Russian President Boris Yeltsin signed a treaty with Belarus Wednesday that increases political, economic and military cooperation between the two neighbors but declared it would not infringe on either country's sovereignty.
The treaty is the biggest step yet toward reintegration by any of the former Soviet republics since the empire collapsed in 1991, creating 15 separate states. However, it stops well short of merging the two countries."The union of Belarus and Russia doesn't create a single state," Yeltsin said at the signing ceremony in the Kremlin. "Both countries preserve their sovereignty."
Yeltsin and Belarusian President Alexander Lukashenko hugged and kissed after signing the documents in a gilded Kremlin hall.
"There is no alternative to integration with Russia," Lukashenko said. "It is the well-considered choice of our country."
The two countries plan to coordinate economic reforms and military activities, create joint energy and transportation systems and possibly introduce a common currency. They will set Supreme Council, including top leaders of both countries, to outline joint policies.

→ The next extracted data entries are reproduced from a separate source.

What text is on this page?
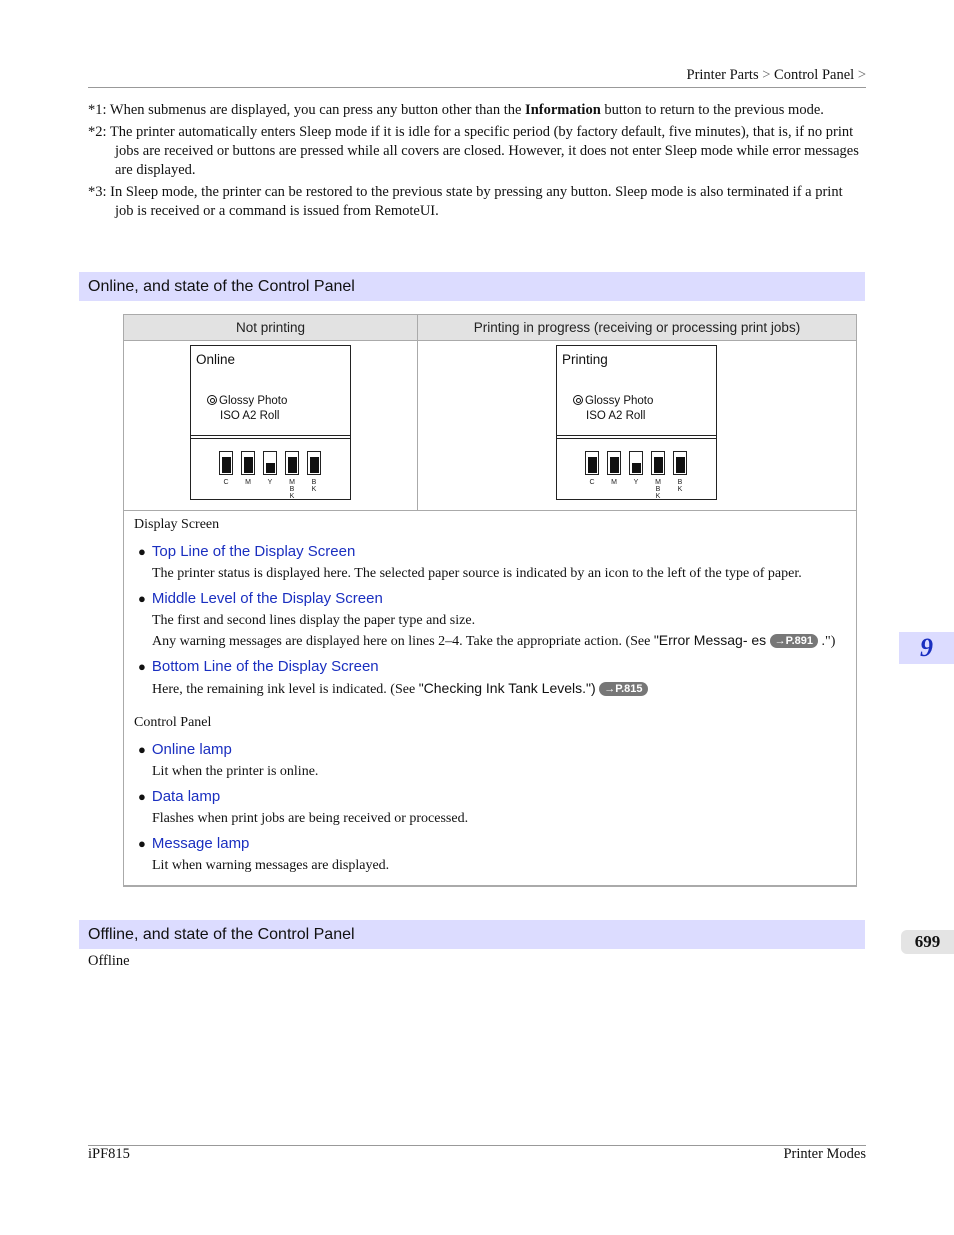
Printer Parts > Control Panel >
*1: When submenus are displayed, you can press any button other than the Information button to return to the previous mode.
*2: The printer automatically enters Sleep mode if it is idle for a specific period (by factory default, five minutes), that is, if no print jobs are received or buttons are pressed while all covers are closed. However, it does not enter Sleep mode while error messages are displayed.
*3: In Sleep mode, the printer can be restored to the previous state by pressing any button. Sleep mode is also terminated if a print job is received or a command is issued from RemoteUI.
Online, and state of the Control Panel
Not printing	Printing in progress (receiving or processing print jobs)
Online
Glossy Photo
ISO A2 Roll
C	M	Y	M
B
K
B
K
Printing
Glossy Photo
ISO A2 Roll
C	M	Y	M
B
K
B
K
Display Screen
● Top Line of the Display Screen
The printer status is displayed here. The selected paper source is indicated by an icon to the left of the type of paper.
● Middle Level of the Display Screen
The first and second lines display the paper type and size.
Any warning messages are displayed here on lines 2–4. Take the appropriate action. (See "Error Messag- es →P.891 .")
● Bottom Line of the Display Screen
Here, the remaining ink level is indicated. (See "Checking Ink Tank Levels.") →P.815
Control Panel
● Online lamp
Lit when the printer is online.
● Data lamp
Flashes when print jobs are being received or processed.
● Message lamp
Lit when warning messages are displayed.
Offline, and state of the Control Panel
Offline
9
699
iPF815	Printer Modes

The treaty appears to have solid support in both countries. Critics, however, argue that integrating the two struggling countries will only create more problems.
Belarusian opponents of the treaty, who fear the country will lose its independence to much larger Russia, rallied Tuesday in the Belarusian capital, Minsk. Belarus has 10 million people; Russia has 148 million.
Police confronted hundreds of youths who demonstrated against union with Russia by rolling squash in the city streets. According to Belarusian tradition, girls reject suitors by sending them squash.
In Moscow, the media and liberal politicians say that Belarus, which has yet to reform its Soviet-era economy, could become an economic burden to cash-strapped Russia.
Lukashenko responded angrily Wednesday, saying, "it will never be true that our small country will be a heavy burden to Russia."
Neither government presented the treaty to the public before the signing ceremony, and critics say its secrecy was also cause for concern.
Critics also warn that Russia should be wary of getting too close to Lukashenko, a strong-handed leader nostalgic for the old Soviet Union, who has curbed free expression, arrested political opponents and closed opposition newspapers. He has proposed - and Moscow has rejected - a full merger.
Yeltsin apparently took some of that criticism into account, signing an agreement that contained only nine clauses, a much shorter document than originally planned.